In some ways I get it, in spite of the fact that like so many it challenges the constitutional separation of church and state. The Ten commandments are perhaps the original guidelines for how a community of people can live in freedom, something that the Jewish people hadn’t known for generations. The ancient story from the book of Exodus describes Moses going up to Mount Sinai during their escape from slavery in Egypt to receive the ten rules — six about how to live together in community (don’t steal, don’t kill, don’t lie, don’t covet, don’t commit adultery honor your parents); three about how to be in relationship with God (one God, no graven images of God, and don’t try to use God to advance your own agenda); and the fourth, or hinge commandment, requires a sabbath day, which is necessary in order to keep human relationships and the divine relationship in balance.
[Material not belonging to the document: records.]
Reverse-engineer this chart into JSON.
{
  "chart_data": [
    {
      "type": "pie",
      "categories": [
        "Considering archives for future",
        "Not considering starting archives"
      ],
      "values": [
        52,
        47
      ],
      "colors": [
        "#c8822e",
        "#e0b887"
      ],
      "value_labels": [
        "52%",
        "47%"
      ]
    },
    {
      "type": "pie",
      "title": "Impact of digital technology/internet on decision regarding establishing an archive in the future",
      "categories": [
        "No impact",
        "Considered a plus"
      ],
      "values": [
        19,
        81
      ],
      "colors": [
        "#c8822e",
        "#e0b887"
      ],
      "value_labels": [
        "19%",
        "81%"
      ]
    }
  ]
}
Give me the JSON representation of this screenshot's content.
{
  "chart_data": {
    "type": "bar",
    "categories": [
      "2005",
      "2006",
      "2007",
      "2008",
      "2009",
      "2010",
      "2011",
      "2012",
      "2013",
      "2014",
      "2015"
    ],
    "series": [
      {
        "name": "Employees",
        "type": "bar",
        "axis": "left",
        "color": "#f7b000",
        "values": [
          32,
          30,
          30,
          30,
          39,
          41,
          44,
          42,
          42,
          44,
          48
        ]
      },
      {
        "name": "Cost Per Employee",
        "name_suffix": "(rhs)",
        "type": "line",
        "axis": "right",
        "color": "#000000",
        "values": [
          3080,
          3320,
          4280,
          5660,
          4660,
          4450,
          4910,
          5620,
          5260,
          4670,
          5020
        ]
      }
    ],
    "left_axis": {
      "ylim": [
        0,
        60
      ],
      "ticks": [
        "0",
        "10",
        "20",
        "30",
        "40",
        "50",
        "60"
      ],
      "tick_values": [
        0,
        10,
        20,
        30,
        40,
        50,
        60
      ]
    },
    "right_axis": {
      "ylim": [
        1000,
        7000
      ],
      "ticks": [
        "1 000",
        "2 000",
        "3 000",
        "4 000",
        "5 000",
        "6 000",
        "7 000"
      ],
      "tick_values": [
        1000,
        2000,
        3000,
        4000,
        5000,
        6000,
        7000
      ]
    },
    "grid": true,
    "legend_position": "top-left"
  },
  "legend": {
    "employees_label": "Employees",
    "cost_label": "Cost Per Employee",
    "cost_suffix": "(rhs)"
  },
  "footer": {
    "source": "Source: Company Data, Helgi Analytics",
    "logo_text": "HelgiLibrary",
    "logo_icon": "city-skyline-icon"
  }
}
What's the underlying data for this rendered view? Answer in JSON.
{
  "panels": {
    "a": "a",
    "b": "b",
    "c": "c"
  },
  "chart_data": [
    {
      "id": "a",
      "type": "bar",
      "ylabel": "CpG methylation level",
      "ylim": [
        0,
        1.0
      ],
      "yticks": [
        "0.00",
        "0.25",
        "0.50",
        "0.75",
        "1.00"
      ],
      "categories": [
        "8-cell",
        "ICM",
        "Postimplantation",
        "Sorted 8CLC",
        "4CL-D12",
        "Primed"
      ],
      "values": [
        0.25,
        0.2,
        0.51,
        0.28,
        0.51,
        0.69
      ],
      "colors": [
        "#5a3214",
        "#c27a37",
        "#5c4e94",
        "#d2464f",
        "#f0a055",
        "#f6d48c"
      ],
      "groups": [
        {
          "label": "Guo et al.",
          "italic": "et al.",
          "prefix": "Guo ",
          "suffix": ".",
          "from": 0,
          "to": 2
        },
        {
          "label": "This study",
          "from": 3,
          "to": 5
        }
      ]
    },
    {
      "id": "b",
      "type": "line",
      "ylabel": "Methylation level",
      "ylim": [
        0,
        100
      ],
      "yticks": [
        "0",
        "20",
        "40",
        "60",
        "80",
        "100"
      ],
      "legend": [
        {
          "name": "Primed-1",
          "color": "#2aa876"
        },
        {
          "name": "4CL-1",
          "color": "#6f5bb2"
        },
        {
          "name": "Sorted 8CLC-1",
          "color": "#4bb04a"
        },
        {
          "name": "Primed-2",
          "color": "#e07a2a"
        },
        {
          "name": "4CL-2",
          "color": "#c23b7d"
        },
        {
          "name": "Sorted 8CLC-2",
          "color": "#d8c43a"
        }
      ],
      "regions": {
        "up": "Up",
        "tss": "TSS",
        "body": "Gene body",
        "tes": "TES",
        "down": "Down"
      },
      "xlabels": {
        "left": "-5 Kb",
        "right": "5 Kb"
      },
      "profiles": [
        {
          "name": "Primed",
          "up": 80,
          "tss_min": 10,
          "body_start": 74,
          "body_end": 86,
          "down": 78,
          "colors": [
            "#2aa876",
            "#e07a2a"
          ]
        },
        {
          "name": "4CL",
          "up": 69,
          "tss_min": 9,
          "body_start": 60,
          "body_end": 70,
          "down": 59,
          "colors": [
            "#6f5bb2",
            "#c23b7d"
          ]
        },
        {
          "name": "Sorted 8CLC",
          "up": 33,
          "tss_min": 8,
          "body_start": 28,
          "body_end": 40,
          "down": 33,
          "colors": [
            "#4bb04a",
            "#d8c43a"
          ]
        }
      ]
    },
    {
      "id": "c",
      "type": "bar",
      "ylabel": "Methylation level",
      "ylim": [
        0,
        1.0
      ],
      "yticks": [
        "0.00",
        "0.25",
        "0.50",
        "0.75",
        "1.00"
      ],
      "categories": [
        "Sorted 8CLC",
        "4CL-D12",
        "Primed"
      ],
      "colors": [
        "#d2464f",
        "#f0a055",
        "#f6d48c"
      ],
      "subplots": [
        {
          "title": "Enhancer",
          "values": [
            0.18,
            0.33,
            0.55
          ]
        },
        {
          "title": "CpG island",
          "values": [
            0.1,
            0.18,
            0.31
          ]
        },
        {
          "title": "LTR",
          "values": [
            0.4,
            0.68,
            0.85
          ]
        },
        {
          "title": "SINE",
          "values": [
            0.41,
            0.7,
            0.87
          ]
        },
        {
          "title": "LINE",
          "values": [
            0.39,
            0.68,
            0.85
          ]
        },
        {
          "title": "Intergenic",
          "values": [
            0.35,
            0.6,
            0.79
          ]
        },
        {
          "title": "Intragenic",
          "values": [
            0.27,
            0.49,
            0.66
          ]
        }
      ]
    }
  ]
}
When working with teenage groups years ago, I would often invite them to imagine living on a desert island and then asking them to design the rules they would need in order to live in some sort of harmony. Invariably they came up with guidelines that largely matched the last six of the ten commandments. And they would usually add an addendum to “thou shalt not kill” : no killer statements; which for them meant no bullying, no put-downs, no verbal punishments —words that could wound, if not kill, the spirit.
For thousands of years the ten commandments have been the foundation of western moral and legal traditions. They are concise. They make sense. They can easily be remembered. And while many of us have breached a commandment at one point or another, we still honor them; and we recognize that we need them.
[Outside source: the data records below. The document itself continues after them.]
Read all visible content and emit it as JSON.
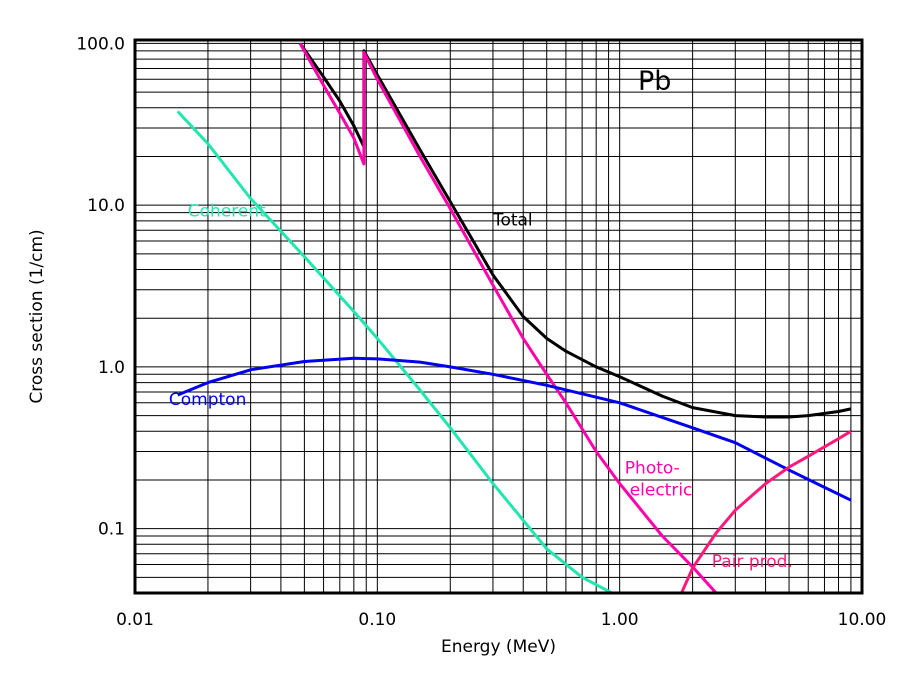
{
  "chart_data": {
    "type": "line",
    "xlabel": "Energy (MeV)",
    "ylabel": "Cross section (1/cm)",
    "element_label": "Pb",
    "xscale": "log",
    "yscale": "log",
    "xlim": [
      0.01,
      10.0
    ],
    "ylim": [
      0.04,
      105
    ],
    "grid": true,
    "xticks": [
      {
        "value": 0.01,
        "label": "0.01"
      },
      {
        "value": 0.1,
        "label": "0.10"
      },
      {
        "value": 1.0,
        "label": "1.00"
      },
      {
        "value": 10.0,
        "label": "10.00"
      }
    ],
    "yticks": [
      {
        "value": 0.1,
        "label": "0.1"
      },
      {
        "value": 1.0,
        "label": "1.0"
      },
      {
        "value": 10.0,
        "label": "10.0"
      },
      {
        "value": 100.0,
        "label": "100.0"
      }
    ],
    "series": [
      {
        "name": "Total",
        "color": "#000000",
        "points": [
          [
            0.048,
            100
          ],
          [
            0.06,
            62
          ],
          [
            0.07,
            44
          ],
          [
            0.08,
            31
          ],
          [
            0.088,
            23
          ],
          [
            0.088,
            90
          ],
          [
            0.1,
            64
          ],
          [
            0.15,
            22
          ],
          [
            0.2,
            10.5
          ],
          [
            0.3,
            3.7
          ],
          [
            0.4,
            2.05
          ],
          [
            0.5,
            1.5
          ],
          [
            0.6,
            1.25
          ],
          [
            0.8,
            1.0
          ],
          [
            1.0,
            0.87
          ],
          [
            1.5,
            0.66
          ],
          [
            2.0,
            0.56
          ],
          [
            3.0,
            0.5
          ],
          [
            4.0,
            0.49
          ],
          [
            5.0,
            0.49
          ],
          [
            6.0,
            0.5
          ],
          [
            8.0,
            0.53
          ],
          [
            9.0,
            0.55
          ]
        ]
      },
      {
        "name": "Photo-electric",
        "color": "#ff00aa",
        "points": [
          [
            0.048,
            100
          ],
          [
            0.06,
            55
          ],
          [
            0.07,
            37
          ],
          [
            0.08,
            26
          ],
          [
            0.088,
            18
          ],
          [
            0.088,
            88
          ],
          [
            0.1,
            60
          ],
          [
            0.15,
            20
          ],
          [
            0.2,
            9.5
          ],
          [
            0.3,
            3.2
          ],
          [
            0.4,
            1.5
          ],
          [
            0.5,
            0.9
          ],
          [
            0.6,
            0.6
          ],
          [
            0.8,
            0.3
          ],
          [
            1.0,
            0.19
          ],
          [
            1.5,
            0.09
          ],
          [
            2.0,
            0.058
          ],
          [
            2.5,
            0.04
          ]
        ]
      },
      {
        "name": "Coherent",
        "color": "#22e6b0",
        "points": [
          [
            0.015,
            38
          ],
          [
            0.02,
            24
          ],
          [
            0.03,
            11
          ],
          [
            0.05,
            4.8
          ],
          [
            0.08,
            2.2
          ],
          [
            0.1,
            1.5
          ],
          [
            0.15,
            0.72
          ],
          [
            0.2,
            0.42
          ],
          [
            0.3,
            0.19
          ],
          [
            0.5,
            0.075
          ],
          [
            0.7,
            0.05
          ],
          [
            0.93,
            0.04
          ]
        ]
      },
      {
        "name": "Compton",
        "color": "#0000ee",
        "points": [
          [
            0.015,
            0.67
          ],
          [
            0.02,
            0.8
          ],
          [
            0.03,
            0.96
          ],
          [
            0.05,
            1.08
          ],
          [
            0.08,
            1.13
          ],
          [
            0.1,
            1.12
          ],
          [
            0.15,
            1.07
          ],
          [
            0.2,
            1.0
          ],
          [
            0.3,
            0.9
          ],
          [
            0.5,
            0.77
          ],
          [
            1.0,
            0.6
          ],
          [
            2.0,
            0.42
          ],
          [
            3.0,
            0.34
          ],
          [
            5.0,
            0.23
          ],
          [
            7.0,
            0.18
          ],
          [
            9.0,
            0.15
          ]
        ]
      },
      {
        "name": "Pair prod.",
        "color": "#ff1a7a",
        "points": [
          [
            1.8,
            0.04
          ],
          [
            2.0,
            0.057
          ],
          [
            2.5,
            0.094
          ],
          [
            3.0,
            0.13
          ],
          [
            4.0,
            0.19
          ],
          [
            5.0,
            0.24
          ],
          [
            6.0,
            0.28
          ],
          [
            8.0,
            0.36
          ],
          [
            9.0,
            0.4
          ]
        ]
      }
    ],
    "annotations": [
      {
        "series": "Total",
        "text": "Total",
        "x": 0.3,
        "y": 7.5,
        "color": "#000000"
      },
      {
        "series": "Photo-electric",
        "text": "Photo-",
        "x": 1.05,
        "y": 0.22,
        "color": "#ff00aa"
      },
      {
        "series": "Photo-electric",
        "text": "electric",
        "x": 1.1,
        "y": 0.16,
        "color": "#ff00aa"
      },
      {
        "series": "Coherent",
        "text": "Coherent",
        "x": 0.0165,
        "y": 8.5,
        "color": "#22e6b0"
      },
      {
        "series": "Compton",
        "text": "Compton",
        "x": 0.0138,
        "y": 0.58,
        "color": "#0000ee"
      },
      {
        "series": "Pair prod.",
        "text": "Pair prod.",
        "x": 2.4,
        "y": 0.058,
        "color": "#ff1a7a"
      }
    ]
  }
}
That said, I am offended by the Louisiana law, for two reasons: 1) I can’t help but think that displaying the commandments is less about helping to assist in the moral development of young people and more about sticking it to a growing secular culture which the Louisiana governor and his advocates feel is sliding into greater immorality; and 2) that the visible display of the commandments will become a kind of idol. Instead of opening up conversation and reflection, I worry that it may shut it down. Will there be a willingness to sort through the third commandment — “do not take the name of the Lord in vain,” to explore how we use God as a tool to get our way (e.g. God is my side), or will it be limited to not saying bad words. Will the fourth commandment — “remember the sabbath and keep it holy,” be focused only on going to church on Sunday (or mosque on Friday noon or synagogue on Friday night) — or will it be an opportunity to discuss that the sabbath is a day of equality; a time set aside when we don’t have to prove ourselves; when we are set free from the production/consumption system?
As our culture becomes more polarized, I notice more and more people, myself included, breaching the tenth commandment: “thou shalt not covet.” Normally, we think of covet as a desire to have someone else’s job or house or valuable asset. What I see these days is that people on all ends of the political and religious spectrum are coveting their own positions, their platforms, their mindsets, to a degree that they need to be aggressively defended with a hostility that demeans and dismisses another perspective or interpretation.
I recently convened a meeting of the leaders of two congregations who are exploring the possibility of sharing more of their life together. It was clear to everyone present that the process needed to be taken one step at a time, and that there was no timetable or a predetermined outcome. One leader, a farmer, said that he long ago learned that he couldn’t force his cows to cross a stream; it would just make matters worse. They would scatter and moan, and it would take a lot of time to gather them back together. They need to be led, he said, and that take patience and experience, both of which he had in abundance.
The ten commandments are meant to lead us, not force us. They are guidelines, not idols.